Shelton later told a reporter she was "not sure" that she told police that.

"Shelton and James both described Nikki as very deceptive and stated that when it comes to Nikki there are 'layers of manipulation,'" police detective Aaron Grove wrote in the report.

 

"It’s embarrassing," said LGBT rights activist Travis Trombley. "How do you do it to the community you have put so much effort into helping?"

Elmer Hitt, Jackson’s director of police and fire services, said on Monday that members of the community perceived the blaze to be a hate crime, but after a year of investigating the crime, prosecutors "ended up issuing charges" for first-degree arson on Joly.
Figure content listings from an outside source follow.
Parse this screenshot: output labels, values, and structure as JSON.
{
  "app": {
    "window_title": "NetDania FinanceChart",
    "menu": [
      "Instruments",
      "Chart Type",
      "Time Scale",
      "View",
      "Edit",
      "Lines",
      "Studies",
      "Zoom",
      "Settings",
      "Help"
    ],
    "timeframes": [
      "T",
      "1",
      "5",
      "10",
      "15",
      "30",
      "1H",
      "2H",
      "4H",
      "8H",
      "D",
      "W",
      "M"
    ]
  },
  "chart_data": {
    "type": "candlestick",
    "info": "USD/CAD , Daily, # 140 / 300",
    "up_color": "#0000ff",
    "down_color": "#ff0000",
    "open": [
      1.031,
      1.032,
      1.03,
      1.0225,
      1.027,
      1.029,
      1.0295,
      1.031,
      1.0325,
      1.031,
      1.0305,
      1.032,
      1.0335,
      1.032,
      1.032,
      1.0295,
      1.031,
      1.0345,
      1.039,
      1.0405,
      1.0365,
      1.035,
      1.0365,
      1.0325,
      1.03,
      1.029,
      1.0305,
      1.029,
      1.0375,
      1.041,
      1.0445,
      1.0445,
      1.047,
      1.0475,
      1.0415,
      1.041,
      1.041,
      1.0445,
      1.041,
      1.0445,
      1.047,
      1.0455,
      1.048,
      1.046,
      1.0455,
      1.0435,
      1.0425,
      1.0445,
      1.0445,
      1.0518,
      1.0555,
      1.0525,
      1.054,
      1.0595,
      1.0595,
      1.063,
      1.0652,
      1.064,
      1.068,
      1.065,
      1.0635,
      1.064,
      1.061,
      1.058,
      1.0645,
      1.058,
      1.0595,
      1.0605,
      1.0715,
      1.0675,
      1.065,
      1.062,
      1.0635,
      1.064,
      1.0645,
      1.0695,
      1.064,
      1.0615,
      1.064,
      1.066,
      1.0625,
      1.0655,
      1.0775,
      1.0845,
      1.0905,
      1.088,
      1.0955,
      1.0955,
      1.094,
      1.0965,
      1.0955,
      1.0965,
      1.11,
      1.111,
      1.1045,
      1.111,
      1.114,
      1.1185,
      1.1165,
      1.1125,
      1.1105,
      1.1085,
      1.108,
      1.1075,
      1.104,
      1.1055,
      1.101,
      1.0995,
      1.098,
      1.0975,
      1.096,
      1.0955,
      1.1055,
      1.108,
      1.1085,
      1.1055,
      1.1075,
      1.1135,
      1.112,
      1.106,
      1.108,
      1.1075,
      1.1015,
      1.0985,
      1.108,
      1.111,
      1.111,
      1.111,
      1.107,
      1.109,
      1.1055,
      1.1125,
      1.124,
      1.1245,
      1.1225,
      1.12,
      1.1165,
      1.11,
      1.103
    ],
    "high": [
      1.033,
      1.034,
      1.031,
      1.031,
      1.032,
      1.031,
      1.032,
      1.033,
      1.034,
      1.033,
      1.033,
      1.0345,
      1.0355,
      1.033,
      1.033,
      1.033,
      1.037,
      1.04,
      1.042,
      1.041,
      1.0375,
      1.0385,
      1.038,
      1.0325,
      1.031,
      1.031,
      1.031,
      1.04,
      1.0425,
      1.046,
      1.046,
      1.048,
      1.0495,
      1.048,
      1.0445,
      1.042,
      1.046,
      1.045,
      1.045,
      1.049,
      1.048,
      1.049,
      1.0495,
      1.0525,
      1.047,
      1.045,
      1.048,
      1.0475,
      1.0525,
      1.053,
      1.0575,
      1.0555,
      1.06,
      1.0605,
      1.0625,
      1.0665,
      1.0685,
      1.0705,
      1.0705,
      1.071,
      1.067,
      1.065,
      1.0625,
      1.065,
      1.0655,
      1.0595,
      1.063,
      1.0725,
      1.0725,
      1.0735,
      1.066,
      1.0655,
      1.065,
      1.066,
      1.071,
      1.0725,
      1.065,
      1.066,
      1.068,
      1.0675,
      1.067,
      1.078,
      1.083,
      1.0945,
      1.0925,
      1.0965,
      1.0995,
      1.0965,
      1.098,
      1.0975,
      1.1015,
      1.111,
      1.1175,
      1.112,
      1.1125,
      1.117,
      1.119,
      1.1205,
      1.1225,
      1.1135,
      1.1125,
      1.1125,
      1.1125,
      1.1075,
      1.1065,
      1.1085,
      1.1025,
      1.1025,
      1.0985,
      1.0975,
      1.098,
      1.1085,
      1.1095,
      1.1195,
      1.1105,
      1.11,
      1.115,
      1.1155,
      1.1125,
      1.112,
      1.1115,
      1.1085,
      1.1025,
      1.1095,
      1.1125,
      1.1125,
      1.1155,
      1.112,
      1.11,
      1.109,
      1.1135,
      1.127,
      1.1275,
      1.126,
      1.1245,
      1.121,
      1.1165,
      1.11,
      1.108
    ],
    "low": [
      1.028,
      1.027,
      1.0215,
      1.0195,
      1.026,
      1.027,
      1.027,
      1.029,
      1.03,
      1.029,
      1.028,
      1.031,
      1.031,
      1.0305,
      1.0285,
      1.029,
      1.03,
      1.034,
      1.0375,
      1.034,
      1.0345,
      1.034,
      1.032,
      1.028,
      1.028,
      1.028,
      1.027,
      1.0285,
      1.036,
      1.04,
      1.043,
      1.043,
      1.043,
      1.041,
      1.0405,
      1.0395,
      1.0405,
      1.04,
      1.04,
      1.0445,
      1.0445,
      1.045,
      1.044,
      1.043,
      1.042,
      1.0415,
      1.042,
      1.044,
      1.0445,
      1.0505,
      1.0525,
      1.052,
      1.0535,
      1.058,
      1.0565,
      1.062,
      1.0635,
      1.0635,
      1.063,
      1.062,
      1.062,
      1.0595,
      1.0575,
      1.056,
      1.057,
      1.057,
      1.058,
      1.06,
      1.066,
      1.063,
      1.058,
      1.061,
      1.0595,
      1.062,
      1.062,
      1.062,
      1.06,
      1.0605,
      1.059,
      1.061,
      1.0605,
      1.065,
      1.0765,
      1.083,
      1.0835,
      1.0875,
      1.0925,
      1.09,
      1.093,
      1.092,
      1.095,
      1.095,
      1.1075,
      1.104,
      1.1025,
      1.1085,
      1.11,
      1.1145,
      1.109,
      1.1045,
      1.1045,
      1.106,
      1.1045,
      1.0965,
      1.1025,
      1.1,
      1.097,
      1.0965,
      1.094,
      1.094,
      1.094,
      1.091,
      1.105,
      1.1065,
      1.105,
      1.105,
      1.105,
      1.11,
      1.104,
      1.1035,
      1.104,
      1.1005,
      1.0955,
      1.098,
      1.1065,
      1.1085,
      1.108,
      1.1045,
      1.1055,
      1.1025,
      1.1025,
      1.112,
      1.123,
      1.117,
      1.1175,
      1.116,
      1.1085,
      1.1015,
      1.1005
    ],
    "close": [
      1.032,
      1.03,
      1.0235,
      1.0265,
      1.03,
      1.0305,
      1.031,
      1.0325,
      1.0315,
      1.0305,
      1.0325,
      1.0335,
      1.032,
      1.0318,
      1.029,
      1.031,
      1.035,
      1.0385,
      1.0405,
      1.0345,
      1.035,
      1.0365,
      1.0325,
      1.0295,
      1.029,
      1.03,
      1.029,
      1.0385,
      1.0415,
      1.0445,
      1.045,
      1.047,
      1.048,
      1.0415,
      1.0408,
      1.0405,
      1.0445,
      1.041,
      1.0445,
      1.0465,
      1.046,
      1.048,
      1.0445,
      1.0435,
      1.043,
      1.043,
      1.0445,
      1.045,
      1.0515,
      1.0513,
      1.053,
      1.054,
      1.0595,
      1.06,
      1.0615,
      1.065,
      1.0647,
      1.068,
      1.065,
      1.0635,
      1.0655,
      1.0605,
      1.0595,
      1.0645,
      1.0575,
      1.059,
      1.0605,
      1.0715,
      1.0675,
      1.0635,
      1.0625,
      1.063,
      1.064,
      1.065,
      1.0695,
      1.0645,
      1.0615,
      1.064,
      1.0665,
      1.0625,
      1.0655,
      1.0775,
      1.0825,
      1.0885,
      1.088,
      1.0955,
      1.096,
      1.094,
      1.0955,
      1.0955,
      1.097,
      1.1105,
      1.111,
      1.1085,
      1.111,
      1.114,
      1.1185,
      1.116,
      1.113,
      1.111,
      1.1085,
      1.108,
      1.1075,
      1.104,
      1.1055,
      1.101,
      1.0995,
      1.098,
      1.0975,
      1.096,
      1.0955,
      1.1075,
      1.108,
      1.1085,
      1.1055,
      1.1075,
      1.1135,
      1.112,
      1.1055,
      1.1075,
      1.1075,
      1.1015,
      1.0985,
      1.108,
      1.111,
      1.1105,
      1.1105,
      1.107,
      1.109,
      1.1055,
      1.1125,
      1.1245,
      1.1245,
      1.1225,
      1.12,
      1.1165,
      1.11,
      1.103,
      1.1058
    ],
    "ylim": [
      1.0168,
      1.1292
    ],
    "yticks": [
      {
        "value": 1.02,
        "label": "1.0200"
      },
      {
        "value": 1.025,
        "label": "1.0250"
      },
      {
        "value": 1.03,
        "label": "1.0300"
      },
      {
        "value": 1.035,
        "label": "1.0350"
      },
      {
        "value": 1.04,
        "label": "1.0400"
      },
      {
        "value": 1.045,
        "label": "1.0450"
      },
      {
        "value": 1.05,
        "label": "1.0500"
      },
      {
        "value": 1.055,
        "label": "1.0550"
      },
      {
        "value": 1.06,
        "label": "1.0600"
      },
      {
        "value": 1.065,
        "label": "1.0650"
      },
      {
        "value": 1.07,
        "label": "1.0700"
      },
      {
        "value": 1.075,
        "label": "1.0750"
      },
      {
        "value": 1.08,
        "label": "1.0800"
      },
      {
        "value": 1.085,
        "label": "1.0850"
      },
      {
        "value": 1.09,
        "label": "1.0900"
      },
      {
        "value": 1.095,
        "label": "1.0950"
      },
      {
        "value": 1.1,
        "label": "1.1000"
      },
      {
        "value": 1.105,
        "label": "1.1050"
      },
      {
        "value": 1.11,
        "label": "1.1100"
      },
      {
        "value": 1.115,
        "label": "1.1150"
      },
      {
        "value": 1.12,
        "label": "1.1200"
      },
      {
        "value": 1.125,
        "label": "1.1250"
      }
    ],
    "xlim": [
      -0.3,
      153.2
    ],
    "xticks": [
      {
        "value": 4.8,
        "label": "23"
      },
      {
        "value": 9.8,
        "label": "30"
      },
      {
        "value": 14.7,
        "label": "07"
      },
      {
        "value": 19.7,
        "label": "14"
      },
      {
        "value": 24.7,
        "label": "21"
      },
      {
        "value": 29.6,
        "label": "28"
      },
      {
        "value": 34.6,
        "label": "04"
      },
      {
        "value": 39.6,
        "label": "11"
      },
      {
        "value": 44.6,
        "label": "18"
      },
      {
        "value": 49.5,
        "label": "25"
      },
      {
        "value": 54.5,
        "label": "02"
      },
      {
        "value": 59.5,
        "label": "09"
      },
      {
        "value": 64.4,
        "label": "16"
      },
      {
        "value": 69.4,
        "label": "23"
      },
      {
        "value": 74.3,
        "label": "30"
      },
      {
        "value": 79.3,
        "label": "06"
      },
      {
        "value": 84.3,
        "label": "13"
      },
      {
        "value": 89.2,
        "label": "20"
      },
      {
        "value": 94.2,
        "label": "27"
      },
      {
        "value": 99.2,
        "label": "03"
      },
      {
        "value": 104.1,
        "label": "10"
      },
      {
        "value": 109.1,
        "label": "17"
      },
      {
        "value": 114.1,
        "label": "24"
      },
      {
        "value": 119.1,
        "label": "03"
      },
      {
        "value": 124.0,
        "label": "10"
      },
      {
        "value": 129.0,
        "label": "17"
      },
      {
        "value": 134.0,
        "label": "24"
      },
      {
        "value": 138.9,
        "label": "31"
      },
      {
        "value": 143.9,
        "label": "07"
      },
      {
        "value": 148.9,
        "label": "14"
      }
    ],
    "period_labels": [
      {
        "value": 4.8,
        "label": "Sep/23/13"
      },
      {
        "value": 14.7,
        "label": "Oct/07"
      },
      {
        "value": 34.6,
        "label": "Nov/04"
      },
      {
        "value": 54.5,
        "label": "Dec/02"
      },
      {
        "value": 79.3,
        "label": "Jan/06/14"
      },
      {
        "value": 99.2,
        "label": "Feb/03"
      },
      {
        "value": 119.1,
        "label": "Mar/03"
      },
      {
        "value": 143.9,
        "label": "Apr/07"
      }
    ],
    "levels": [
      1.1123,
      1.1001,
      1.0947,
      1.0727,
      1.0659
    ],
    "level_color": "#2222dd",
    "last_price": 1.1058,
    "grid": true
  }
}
The Detroit Free Press reported that "in the Joly case, police suspicion was based on a timeline of events, phone records, physical evidence and witness statements."

"Joly had the 'means and opportunity to start the fire,' according to a report published by MLive.com in October," The Detroit Free Press added. "The MLive article said security camera video showed Joly filling a gas can before the fire, gasoline was on his clothing, a witness smelled gas on him, photographs seemed to be missing from the walls, and after the fire, Joly received $50,000 in donations."

 

The alleged hate crime hoax comes after "Empire" actor Jussie Smollett was charged last week for allegedly lying to police about a racist and homophobic attack on himself that happened on January 29.

Police allege that Smollett orchestrated the attack because he was angered over his $65,000 per episode compensation.

"Let me tell, you, Robin, there’s a lot more evidence that hasn’t been presented yet, and does not support the version he gave," Chicago Police Department Superintendent Eddie Johnson said on Monday on ABC's "Good Morning America."

"There’s still a lot of physical evidence, video evidence and testimony that just simply does not support his version of what happened," Johnson continued. "It's important for people to recognize that it's not the Chicago Police Department saying he did something, it's the evidence, the facts and the witnesses that are saying this."